Süleymaniye Vakfı Meali:

Balığın esiri (Yunus) hayatı kendine dar etmeyeceğimizi sanarak bir gün kızgın bir şekilde çekip gitmişti. Ama daha sonra balığın karanlıkları[1] içinde seslenmiş: "Senden başka ilah yoktur. Senin eksiğin de yoktur; ben yanlış yaptım" demişti.
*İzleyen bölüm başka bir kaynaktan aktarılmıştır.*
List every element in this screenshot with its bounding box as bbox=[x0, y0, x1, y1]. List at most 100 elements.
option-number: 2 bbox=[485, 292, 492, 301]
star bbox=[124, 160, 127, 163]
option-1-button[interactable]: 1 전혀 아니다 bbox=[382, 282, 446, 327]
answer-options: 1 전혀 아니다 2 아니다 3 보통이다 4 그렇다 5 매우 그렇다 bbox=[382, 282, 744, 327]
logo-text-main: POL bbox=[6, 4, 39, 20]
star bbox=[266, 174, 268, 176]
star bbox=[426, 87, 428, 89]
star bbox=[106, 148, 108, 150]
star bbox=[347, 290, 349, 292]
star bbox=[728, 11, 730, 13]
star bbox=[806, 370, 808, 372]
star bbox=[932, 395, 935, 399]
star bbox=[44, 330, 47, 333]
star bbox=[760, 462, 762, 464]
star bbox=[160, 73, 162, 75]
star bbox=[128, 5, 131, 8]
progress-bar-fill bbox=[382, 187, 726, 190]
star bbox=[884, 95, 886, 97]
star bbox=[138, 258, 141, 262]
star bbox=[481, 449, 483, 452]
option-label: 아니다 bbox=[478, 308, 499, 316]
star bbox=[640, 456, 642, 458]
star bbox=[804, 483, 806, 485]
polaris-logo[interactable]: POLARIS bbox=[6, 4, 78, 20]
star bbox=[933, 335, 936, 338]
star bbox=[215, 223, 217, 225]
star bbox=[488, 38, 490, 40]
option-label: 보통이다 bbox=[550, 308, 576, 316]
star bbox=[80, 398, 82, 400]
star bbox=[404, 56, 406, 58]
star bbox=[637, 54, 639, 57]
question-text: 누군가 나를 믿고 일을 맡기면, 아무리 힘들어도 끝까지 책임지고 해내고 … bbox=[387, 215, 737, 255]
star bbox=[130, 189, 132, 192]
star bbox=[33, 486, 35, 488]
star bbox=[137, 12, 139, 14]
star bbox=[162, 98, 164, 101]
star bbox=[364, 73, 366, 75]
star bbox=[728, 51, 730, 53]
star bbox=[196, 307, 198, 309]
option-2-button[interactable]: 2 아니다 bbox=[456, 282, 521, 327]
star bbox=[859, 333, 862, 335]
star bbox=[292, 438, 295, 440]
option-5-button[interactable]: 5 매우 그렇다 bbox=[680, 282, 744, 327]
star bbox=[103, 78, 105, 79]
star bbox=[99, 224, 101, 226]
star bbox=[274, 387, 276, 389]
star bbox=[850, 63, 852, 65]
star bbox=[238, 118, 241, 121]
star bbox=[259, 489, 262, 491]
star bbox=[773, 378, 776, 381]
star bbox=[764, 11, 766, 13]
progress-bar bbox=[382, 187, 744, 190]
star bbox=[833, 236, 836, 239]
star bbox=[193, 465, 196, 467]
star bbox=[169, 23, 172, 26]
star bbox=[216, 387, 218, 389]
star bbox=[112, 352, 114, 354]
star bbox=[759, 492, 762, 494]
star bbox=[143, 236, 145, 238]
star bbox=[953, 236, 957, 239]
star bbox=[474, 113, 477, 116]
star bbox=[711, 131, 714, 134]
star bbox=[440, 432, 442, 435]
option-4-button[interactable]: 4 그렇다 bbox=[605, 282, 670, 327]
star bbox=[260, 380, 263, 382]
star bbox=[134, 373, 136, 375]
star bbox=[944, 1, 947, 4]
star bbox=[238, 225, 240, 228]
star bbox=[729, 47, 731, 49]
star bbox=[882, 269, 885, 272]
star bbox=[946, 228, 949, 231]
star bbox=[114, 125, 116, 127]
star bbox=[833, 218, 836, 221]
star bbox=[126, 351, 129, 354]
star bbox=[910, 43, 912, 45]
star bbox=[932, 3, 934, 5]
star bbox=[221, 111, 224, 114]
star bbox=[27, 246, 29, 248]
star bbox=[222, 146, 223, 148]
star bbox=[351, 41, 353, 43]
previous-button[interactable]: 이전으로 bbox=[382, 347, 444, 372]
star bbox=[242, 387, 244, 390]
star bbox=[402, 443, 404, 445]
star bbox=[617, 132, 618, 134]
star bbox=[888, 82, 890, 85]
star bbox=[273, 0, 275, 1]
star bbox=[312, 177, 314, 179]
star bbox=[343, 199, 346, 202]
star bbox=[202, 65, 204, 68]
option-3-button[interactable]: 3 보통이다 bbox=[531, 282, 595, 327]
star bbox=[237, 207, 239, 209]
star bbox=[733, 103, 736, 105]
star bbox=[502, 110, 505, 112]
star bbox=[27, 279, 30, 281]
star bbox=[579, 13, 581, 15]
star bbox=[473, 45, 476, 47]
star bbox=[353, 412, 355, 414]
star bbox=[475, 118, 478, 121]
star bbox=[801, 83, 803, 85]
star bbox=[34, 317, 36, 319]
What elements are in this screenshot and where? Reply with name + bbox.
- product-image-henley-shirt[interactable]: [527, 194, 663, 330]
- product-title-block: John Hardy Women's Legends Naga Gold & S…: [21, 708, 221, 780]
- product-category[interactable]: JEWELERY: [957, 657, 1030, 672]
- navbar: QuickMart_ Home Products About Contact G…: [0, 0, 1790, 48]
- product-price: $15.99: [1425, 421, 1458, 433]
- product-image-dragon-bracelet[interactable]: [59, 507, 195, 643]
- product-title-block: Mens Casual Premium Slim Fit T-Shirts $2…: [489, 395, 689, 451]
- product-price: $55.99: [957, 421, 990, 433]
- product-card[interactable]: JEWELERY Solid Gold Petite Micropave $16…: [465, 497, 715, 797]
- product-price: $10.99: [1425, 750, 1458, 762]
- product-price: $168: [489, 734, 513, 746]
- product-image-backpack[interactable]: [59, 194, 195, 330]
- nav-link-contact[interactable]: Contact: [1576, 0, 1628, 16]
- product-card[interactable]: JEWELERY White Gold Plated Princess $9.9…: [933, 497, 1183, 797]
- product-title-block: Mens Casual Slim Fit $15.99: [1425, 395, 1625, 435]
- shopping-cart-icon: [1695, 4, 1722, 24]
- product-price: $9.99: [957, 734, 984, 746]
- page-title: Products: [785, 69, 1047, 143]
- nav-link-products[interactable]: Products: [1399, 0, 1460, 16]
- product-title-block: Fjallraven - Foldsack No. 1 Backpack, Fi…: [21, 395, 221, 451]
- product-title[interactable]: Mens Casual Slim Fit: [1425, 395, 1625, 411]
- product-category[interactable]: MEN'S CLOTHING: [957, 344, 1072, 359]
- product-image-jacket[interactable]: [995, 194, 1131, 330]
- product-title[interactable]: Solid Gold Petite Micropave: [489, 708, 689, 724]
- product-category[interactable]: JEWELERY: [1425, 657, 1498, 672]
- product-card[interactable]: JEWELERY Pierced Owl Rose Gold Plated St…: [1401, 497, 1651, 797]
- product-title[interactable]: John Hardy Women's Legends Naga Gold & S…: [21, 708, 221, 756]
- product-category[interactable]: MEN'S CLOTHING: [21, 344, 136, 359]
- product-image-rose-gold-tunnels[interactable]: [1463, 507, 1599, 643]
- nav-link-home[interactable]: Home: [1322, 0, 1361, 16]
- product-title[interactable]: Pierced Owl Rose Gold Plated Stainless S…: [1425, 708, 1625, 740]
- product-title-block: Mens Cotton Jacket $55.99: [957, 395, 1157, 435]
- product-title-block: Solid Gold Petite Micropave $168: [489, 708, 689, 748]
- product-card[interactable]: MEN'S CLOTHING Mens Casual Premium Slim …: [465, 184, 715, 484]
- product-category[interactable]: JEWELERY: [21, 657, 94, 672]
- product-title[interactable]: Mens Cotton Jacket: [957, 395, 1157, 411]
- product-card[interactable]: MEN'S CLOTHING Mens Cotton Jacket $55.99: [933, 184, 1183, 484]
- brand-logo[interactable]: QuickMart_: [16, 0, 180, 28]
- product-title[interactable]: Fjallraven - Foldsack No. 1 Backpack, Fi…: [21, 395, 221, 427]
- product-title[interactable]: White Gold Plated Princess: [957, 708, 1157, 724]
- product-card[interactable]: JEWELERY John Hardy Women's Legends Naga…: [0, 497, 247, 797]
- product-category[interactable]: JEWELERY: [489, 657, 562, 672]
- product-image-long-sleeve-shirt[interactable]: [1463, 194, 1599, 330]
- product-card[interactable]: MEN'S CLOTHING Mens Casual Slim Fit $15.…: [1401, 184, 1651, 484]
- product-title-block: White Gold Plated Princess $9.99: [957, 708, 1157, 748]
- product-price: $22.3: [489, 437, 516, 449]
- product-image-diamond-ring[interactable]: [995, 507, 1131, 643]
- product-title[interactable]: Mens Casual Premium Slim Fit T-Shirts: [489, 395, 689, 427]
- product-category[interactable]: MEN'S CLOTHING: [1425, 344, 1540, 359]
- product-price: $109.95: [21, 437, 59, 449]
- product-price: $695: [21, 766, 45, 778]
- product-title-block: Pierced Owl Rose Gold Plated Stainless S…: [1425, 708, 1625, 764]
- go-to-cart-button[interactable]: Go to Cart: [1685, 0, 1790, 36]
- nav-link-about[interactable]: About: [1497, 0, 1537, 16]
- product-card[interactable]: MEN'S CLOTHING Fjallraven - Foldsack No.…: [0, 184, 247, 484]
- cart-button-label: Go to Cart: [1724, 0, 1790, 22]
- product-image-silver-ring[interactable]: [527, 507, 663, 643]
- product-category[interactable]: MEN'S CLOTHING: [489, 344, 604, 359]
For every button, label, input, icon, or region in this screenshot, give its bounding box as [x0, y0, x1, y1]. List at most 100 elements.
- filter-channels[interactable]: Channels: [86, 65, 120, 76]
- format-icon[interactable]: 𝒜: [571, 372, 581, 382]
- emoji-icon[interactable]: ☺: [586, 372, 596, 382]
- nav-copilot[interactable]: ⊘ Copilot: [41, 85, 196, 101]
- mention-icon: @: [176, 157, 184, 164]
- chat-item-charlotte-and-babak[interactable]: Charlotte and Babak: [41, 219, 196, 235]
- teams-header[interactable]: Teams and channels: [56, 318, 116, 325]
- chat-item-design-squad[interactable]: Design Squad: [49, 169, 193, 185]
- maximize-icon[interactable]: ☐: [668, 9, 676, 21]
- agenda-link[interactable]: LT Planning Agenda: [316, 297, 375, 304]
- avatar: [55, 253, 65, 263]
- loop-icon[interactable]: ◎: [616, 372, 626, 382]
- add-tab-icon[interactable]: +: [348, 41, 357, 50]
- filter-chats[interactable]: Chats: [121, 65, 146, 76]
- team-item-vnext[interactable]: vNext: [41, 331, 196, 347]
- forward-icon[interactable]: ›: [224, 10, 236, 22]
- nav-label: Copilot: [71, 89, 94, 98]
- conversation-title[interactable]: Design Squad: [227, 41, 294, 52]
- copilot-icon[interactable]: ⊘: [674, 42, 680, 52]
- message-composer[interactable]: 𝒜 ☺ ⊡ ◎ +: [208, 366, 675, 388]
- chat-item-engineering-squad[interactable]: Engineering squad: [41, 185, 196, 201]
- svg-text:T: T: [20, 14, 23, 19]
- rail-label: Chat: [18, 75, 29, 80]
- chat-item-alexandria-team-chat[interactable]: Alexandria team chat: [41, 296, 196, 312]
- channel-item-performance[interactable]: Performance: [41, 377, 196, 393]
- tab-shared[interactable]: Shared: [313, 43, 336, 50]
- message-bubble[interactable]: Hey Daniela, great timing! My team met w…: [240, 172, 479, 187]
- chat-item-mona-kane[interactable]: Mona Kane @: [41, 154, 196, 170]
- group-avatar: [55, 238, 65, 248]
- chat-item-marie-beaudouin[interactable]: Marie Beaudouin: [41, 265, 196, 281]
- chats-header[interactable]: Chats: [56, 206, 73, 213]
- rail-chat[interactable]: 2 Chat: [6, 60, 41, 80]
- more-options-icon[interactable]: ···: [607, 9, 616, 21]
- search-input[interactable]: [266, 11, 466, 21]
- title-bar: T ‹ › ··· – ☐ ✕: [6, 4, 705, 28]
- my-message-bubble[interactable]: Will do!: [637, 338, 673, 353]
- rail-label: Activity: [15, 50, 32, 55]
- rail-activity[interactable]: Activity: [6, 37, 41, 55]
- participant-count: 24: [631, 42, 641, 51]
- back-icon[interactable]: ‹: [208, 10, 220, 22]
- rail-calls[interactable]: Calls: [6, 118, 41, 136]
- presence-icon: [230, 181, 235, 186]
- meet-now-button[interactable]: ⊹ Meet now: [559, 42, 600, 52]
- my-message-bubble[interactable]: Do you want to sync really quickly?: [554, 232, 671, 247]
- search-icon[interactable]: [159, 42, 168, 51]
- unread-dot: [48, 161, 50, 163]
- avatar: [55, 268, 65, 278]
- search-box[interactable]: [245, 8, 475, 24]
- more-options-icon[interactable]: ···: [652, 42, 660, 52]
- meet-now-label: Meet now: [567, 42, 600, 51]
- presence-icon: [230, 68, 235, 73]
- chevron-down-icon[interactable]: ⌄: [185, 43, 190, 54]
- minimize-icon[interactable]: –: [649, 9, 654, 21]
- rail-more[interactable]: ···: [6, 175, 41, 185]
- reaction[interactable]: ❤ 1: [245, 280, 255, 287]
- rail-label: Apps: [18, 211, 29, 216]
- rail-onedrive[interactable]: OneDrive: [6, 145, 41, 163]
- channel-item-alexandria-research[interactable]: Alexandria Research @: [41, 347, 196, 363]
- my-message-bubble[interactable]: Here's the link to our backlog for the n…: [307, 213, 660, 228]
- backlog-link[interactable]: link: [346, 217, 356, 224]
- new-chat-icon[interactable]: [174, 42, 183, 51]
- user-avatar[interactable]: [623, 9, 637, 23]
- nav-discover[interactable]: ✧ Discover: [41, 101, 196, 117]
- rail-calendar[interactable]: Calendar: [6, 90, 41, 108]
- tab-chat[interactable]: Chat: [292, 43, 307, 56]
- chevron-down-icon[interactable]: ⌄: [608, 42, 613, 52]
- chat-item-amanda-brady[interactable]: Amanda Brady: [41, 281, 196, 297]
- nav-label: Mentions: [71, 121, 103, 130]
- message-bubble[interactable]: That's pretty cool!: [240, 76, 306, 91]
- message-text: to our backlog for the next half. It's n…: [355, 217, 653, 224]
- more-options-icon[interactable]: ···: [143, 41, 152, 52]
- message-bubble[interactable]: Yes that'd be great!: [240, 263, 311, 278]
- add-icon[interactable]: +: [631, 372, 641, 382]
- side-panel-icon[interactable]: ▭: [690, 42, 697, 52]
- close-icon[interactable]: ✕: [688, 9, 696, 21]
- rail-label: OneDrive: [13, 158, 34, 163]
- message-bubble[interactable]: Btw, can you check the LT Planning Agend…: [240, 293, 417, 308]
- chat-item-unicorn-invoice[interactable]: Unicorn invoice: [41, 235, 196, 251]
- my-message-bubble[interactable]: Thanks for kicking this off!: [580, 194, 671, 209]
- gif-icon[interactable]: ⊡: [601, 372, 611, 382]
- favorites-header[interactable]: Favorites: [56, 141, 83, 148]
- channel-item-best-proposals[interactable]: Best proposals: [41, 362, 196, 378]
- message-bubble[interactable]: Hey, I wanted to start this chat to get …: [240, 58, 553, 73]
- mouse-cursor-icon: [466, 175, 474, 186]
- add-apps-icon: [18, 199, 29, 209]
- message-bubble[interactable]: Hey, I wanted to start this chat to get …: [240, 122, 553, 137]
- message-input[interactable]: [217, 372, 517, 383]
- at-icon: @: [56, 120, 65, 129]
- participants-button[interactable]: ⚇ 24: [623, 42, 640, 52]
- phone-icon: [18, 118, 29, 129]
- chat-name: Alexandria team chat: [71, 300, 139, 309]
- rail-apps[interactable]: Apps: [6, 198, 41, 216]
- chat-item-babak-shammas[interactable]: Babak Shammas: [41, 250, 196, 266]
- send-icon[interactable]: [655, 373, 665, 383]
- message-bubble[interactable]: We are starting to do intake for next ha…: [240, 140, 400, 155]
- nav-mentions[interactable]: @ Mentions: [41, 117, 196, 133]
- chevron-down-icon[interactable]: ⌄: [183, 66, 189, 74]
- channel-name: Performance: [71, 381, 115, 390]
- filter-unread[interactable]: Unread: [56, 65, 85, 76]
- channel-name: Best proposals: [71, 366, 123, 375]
1) YYunus aleyhisselam Allah'tan izin almadan görev yerini terk edip gittiği için Allah cezalandırmış, yunus balığı tarafından yutulmuştu, Ayetteki "karanlıklar" ifadesi balğın karnını anlatmaktadır. (Bkz.. Saffat 37/139-148) Bu ayete göre o,balık tarafından yutulduğunu anlamamış, karanlık bir deliğe girdiğini sanmıştı. Balığın yuttuğunu bilseydi ölmek üzere olduğunu anladığı için tevbenin ona fayda vermeyeceğini bilirdi. (Bkz. Nisa 4/17-18) Balığın karnında canlı kalabileceğini düşünemeyeceği için kendini bir deliikte sanmış ve tevbe etmişti. Tevbesinin kabul edilmesi bundandı Karnlıkları içinde diye meal verdiğimiz. فِي الظُّلُمَاتِ kelimesindekiال takısı, muzafun ileyhten ıvaz olduğu yani onun yerine geçtiği için ُظلُمَاتِ النون  فِي Balığın karanlıkları anlamındadır.  

(Enbiya 87)

Şeref Aziz Taha ve Kemal Çelik Meali:

Büyük bir balığın yuttuğu Yunus'u da an. Hani o, elimizden kurtulabileceğini sanarak kızıp toplumunu terketmişti. Karanlıklar içindeyken: "Sen'den başka ilah yoktur. Sen her şeyden yücesin. Doğrusu ben, büyük bir haksızlık yaptım" diye seslenmişti.

(Enbiya 87)

Şaban Piriş Meali:

Zunnuna da.. Hani o, öfkeli olarak giderken, aleyhinde hüküm vermeyeceğimizi zannetmişti. Karanlıklar içinde seslendi: - Senden başka ilah yoktur, Sen tüm noksanlıklardan yücesin. Gerçekten ben, zalimlerden oldum.

(Enbiya 87)

Talat Koçyiğit Meali:

Zunnûn'a da yardım etmiştik. Hani kavmine kızıp gitmişti. Zannetmişti ki, biz kendisine güç yetiremiyeceğiz. Bu sebeple karanlıklar içinde şöyle seslenmişti: "Senden başka ilâh yoktur. Seni tenzih ederim. Ben muhakkak zâlimlerden oldum".

(Enbiya 87)

Tefhimul Kuran Meali:

Balık sahibi (Zünnun yani Yunus'u da) ; hani o, kızmış vaziyette gitmişti ki, kendisini sıkıntıya düşürmeyeceğimizi sanmıştı. (Balığın karnındaki) Karanlıklar için de: «Senden başka ilah yoktur, sen yücesin, gerçekten de ben zulmedenlerden oldum» diye çağrıda bulunmuştu.

(Enbiya 87)

Ümit Şimşek Meali:

Balık sahibini de(12) an. Hani o öfkelenerek gitmişti de Bizim onu bu yüzden sıkıştırmayacağımızı sanmıştı. Sonra da karanlıklar içinde iken(13) “Senden başka tanrı yok; Sen her kusurdan münezzehsin. Ben ise kendisine yazık edenlerden oldum” diye niyaz etmişti.(14)*

(Enbiya 87)

Yaşar Nuri Öztürk Meali

Ve Zünnun. Hani kızarak gitmişti de ona asla güç yetiremeyeceğimizi/ölçüyü kendisine uygulamayacağımızı sanmıştı. Sonra, karanlıkların bağrında şöyle yakardı: "Senden başka ilah yok, tespih ederim seni. Kuşkusuz, ben zalimlerden oldum."